- Associated Press - Sunday, July 29, 2012

PARIS — An amended budget for 2012 being pushed through the French parliament could provide an insight into President Francois Hollande’s new Socialist administration: The rich and large companies will be taxed before spending cuts are considered, and many of the big measures of the previous administration aimed at shaking up the country’s labor market look set to be swept away.

Business leaders are worried that the first major act as France’s new leader will set the tone for the rest of his time in office.

Among the measures in the revised budget, which the lower house passed Friday and the upper house is debating, are:

Scrapping tax breaks on overtime.

A one-time extra wealth tax on people with more than $980,000 in assets.

Scrapping a law that would have raised the sales tax while decreasing employer contributions to the state benefit system.

A new tax on company dividends.

A new tax on stocks of petroleum products.

New taxes on some financial institutions and an increase in the financial transaction tax.

Few spending cuts

Debate on the budget in Parliament was fierce as members of former President Nicolas Sarkozy’s conservative party fought in vain against a rollback of much of what they had accomplished over the past five years.

At one point, the session was suspended so the deputies could cool down.
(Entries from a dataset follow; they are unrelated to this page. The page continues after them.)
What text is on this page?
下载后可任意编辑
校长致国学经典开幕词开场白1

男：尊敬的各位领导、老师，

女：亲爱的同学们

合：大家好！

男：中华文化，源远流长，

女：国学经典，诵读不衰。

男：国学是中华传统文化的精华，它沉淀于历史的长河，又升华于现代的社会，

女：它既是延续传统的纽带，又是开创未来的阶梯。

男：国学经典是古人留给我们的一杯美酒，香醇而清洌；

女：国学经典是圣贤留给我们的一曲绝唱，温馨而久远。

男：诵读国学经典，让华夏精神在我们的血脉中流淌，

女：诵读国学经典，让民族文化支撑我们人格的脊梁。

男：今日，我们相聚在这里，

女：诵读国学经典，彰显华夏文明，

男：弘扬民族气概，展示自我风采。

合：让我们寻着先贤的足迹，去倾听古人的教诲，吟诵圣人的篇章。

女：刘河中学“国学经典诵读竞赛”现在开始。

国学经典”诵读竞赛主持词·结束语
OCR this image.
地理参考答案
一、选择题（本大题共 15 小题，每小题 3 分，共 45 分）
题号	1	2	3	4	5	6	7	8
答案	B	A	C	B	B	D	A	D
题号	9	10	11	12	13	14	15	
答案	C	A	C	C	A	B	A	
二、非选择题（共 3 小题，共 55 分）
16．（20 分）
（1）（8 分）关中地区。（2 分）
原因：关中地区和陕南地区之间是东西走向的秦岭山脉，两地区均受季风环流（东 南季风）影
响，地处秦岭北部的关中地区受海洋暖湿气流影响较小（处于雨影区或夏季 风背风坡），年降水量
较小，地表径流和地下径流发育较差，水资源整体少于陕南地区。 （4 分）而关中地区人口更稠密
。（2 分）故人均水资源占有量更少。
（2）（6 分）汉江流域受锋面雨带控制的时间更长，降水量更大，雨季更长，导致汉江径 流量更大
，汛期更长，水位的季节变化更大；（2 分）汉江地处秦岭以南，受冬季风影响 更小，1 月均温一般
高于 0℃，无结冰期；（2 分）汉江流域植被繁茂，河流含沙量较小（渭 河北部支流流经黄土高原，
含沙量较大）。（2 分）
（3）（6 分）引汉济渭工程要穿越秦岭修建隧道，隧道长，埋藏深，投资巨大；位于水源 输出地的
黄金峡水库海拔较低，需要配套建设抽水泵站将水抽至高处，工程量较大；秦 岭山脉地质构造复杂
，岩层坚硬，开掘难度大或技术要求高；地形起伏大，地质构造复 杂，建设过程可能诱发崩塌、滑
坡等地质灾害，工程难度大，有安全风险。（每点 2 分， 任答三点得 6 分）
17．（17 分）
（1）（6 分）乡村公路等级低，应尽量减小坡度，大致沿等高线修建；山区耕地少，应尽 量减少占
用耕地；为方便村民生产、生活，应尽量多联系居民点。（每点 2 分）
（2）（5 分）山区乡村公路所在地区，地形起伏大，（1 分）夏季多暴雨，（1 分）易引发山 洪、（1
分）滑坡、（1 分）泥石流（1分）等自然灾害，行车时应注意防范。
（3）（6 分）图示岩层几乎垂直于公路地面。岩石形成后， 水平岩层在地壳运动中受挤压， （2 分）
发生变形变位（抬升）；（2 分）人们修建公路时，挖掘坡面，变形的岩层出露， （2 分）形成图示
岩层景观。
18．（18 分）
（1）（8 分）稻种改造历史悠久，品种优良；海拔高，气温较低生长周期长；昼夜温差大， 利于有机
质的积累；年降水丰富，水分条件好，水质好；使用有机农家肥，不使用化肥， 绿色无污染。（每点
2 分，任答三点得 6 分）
Both houses of parliament are expected to approve a final version this week.

The new government claims the budget measures show that it is serious about reducing the country’s deficit. It already has pledged to balance the budget by 2017.

However, it did not back up the tax increases with any significant cuts in government spending.

Companies say that the new taxes send the wrong message: that France is closed for business.

A major part of France’s problem is that its $2.4 trillion economy is stagnant. The government expects just a 0.3 percent increase in gross domestic product this year.

Growth is expected to pick up a bit next year. The government has predicted 1.2 percent growth, though others say that’s optimistic.

As growth has slowed, France’s debt-to-GDP ratio has exploded, rising 30 percent since the crisis began to 89.2 percent this year.

Taxing the rich

So far, Mr. Hollande’s push to cut the deficit appears to have been received well.

Earlier this month, the country borrowed $7.36 billion in short-term debt at negative interest rates for the first time. Recently, a long-term debt auction also saw borrowing costs fall.

But analysts and business leaders say that chipping away at France’s deficit by raising taxes is not a long-term plan. Creating incentives for businesses is going to have to be part of any strategy to restart growth.

And new or higher taxes could have the opposite effect.

Guillaume de Fondaumiere, the co-CEO of video game company Quantic Dream, which has 170 employees, said he and his fellow businessmen are growing weary of being France’s boogeymen.

“We’re not expecting medals but a minimum of consideration and help that would allow us to give our best,” Mr. de Fondaumiere said.

The French government hasn’t been shy about saying that the budget bill is targeting the rich. This is, after all, an administration led by Mr. Hollande, who once famously said he did not like the rich.

Finance Minister Pierre Moscovici defended it in parliament as a law that “again puts justice at the heart of our tax system.”

‘Classic leftism’

Justice is the watchword of Mr. Hollande’s new team. His administration says it’s committed to balancing the budget but that how they do it — by making the rich pay more and maintaining programs for the poor — will be just as important as that they’re doing it.

Some had hoped Mr. Hollande would play on the Socialists’ history of close connections with the country’s powerful unions to reform a stagnant labor market, where both hiring and firing are expensive.

Instead, the new budget paints a picture of an administration more concerned with protecting benefits such as early retirement and generous unemployment insurance — measures that have defined French socialism for decades.

“It’s classic leftism,” said Jean-Thomas Lesueur, a political analyst at the Institut Thomas More, a pro-market think tank based in Paris and Brussels.

There’s one measure in particular — the repeal of a law that cuts the amount employers pay into the social-security system — that has raised employers’ hackles.

The cost of hiring — and firing — in France is often blamed for the country’s perennially high unemployment. In the past 20 years, the annual unemployment figure has never been less than 7.4 percent, according to national statistics. It was more than 10 percent, where it stands now, for most of the 1990s.

What was missing from the budget measures was any sign of real spending cuts. Such measures will have to wait until the fall when Mr. Hollande’s administration writes the budget for 2013.